The slopes are covered with a variety of vegetation, starting with dense tropical forests at the base, which are inhabited by elephant, leopard, buffalo, the endangered Abbot’s duiker, and other small antelope and primates.
Further up, the vegetation changes to moorland, covered with heathers. When you reach 4,000 metres, the alpine desert landscape begins, and extreme temperature fluctuations means that very little in terms of plant and wildlife can survive here, with the exception of a few hardy mosses and lichens.
And finally, the desert turns into a winter scene of snow and ice - and before you know it, you are at the summit, looking out over the world.
Climbing the Mountain
Since the summit of Kilimanjaro was first reached by the German geographer Hans Meyer and Austrian mountain climber Ludwig Purtscheller on 5th October 1889, literally thousands of people have succeeded in, or have attempted. the very same feat. It is estimated that today, a staggering 25,000 people a year set off on the journey.
There are 5 main routes up to the summit: Marangu, Machame, Rongai, Lemosho and Umbwe. You can pick the route that you think is best suited to you, and also the one that will give you exactly what you personally want to get out of your trek.

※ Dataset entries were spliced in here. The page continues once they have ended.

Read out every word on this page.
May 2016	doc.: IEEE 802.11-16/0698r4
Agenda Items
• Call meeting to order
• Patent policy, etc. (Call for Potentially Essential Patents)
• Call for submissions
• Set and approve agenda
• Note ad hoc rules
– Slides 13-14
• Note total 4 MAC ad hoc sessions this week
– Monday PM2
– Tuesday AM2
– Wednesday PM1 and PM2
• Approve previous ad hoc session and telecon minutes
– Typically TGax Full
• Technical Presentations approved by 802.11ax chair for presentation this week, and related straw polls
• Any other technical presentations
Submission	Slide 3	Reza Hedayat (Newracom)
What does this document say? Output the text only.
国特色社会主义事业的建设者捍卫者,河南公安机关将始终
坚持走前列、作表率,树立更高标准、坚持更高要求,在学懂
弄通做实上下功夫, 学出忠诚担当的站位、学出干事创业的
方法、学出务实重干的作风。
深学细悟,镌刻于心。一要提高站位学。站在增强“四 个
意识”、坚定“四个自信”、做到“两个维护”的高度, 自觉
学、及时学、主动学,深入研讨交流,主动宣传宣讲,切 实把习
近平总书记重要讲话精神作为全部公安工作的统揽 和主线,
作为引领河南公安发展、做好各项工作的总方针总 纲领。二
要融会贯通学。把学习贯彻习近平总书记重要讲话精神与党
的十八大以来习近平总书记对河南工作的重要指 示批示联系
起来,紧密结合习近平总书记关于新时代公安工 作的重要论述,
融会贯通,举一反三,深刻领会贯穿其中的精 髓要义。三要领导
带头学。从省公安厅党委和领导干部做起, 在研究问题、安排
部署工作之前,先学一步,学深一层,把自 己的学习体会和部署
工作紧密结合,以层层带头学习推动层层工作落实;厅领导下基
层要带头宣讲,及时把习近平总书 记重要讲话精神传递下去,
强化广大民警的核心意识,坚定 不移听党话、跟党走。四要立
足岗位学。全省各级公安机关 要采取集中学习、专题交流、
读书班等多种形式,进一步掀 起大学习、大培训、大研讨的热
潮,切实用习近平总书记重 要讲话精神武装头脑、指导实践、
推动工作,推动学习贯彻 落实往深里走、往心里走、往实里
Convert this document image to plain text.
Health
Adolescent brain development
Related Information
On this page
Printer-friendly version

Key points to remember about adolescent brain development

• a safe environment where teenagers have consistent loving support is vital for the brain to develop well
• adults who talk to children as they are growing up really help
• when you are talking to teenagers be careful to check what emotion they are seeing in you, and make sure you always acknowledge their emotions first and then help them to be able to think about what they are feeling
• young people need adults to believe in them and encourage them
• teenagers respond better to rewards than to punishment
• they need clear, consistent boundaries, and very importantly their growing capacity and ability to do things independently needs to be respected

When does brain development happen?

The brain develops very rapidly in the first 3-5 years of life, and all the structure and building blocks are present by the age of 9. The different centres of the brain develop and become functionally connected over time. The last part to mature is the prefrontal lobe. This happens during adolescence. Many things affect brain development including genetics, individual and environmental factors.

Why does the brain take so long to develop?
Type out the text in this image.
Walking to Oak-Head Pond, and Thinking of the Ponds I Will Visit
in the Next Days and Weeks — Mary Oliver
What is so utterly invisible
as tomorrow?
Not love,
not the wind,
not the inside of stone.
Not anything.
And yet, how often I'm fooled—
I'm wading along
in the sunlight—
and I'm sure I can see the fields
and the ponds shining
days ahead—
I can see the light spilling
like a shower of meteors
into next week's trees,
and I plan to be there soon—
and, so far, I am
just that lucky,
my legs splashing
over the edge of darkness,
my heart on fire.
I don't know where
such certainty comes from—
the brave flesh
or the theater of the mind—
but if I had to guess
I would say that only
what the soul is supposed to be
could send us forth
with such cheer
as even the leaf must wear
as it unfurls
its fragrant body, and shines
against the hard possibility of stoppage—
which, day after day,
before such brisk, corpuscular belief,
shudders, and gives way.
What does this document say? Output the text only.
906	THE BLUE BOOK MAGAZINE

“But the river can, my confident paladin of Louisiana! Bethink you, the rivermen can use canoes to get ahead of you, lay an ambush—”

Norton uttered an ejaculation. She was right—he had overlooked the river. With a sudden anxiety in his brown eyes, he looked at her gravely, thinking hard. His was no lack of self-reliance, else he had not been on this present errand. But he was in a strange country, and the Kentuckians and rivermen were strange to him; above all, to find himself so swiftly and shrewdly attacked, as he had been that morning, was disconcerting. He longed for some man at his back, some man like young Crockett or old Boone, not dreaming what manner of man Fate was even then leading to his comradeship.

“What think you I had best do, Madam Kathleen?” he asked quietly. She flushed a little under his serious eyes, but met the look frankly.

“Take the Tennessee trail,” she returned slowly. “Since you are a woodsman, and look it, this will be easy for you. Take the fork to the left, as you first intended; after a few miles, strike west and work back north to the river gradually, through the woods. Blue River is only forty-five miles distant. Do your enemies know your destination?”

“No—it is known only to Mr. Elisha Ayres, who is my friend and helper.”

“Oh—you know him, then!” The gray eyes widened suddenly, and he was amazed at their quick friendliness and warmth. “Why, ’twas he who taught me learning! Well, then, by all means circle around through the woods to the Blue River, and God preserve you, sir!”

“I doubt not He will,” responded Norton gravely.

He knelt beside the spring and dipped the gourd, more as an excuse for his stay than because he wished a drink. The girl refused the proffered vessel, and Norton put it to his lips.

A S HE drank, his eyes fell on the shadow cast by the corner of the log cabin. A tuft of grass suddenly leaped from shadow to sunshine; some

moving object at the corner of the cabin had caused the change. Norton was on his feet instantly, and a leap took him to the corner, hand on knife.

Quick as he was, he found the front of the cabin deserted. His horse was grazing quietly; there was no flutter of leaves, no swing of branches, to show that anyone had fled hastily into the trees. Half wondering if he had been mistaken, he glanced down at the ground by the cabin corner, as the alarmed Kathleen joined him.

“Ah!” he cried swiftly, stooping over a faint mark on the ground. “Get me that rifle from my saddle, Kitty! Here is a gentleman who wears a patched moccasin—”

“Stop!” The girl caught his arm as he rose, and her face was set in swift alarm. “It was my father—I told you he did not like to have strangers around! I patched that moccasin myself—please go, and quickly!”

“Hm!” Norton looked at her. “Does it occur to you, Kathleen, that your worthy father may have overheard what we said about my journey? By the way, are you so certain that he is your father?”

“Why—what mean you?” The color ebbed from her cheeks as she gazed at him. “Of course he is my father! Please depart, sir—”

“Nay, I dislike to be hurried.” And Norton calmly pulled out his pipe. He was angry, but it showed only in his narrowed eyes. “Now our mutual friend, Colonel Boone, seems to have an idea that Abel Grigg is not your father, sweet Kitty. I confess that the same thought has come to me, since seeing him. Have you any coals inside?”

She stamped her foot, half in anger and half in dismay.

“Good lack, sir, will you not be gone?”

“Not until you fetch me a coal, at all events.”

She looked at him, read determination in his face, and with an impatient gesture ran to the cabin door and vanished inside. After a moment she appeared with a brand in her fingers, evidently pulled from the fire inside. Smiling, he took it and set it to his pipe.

Your accommodation will be tents, which are carried up by porters, but if you don't fancy sleeping under canvas, then you should definitely choose the Marangu Route, as this is the only route where you sleep in dormitory style huts.
All climbs have to be pre-booked, so you cannot just turn up on a whim and hope to start your climb that day or the next.
There are many excellent operators that you can pre-book with, who offer either pre-arranged treks on given dates with groups up to about 8-12 people (for safety reasons), or you can arrange a private trek with your own guide (minimum 2 people).
Obviously, it goes without saying that a reasonable level of fitness is required to climb Kilimanjaro, and most operators request that you consult your doctor to be given the 'all-clear' to climb prior to booking your trip.
The best months to climb Kilimanjaro are from January to mid-March and June to October, as these are the dry seasons.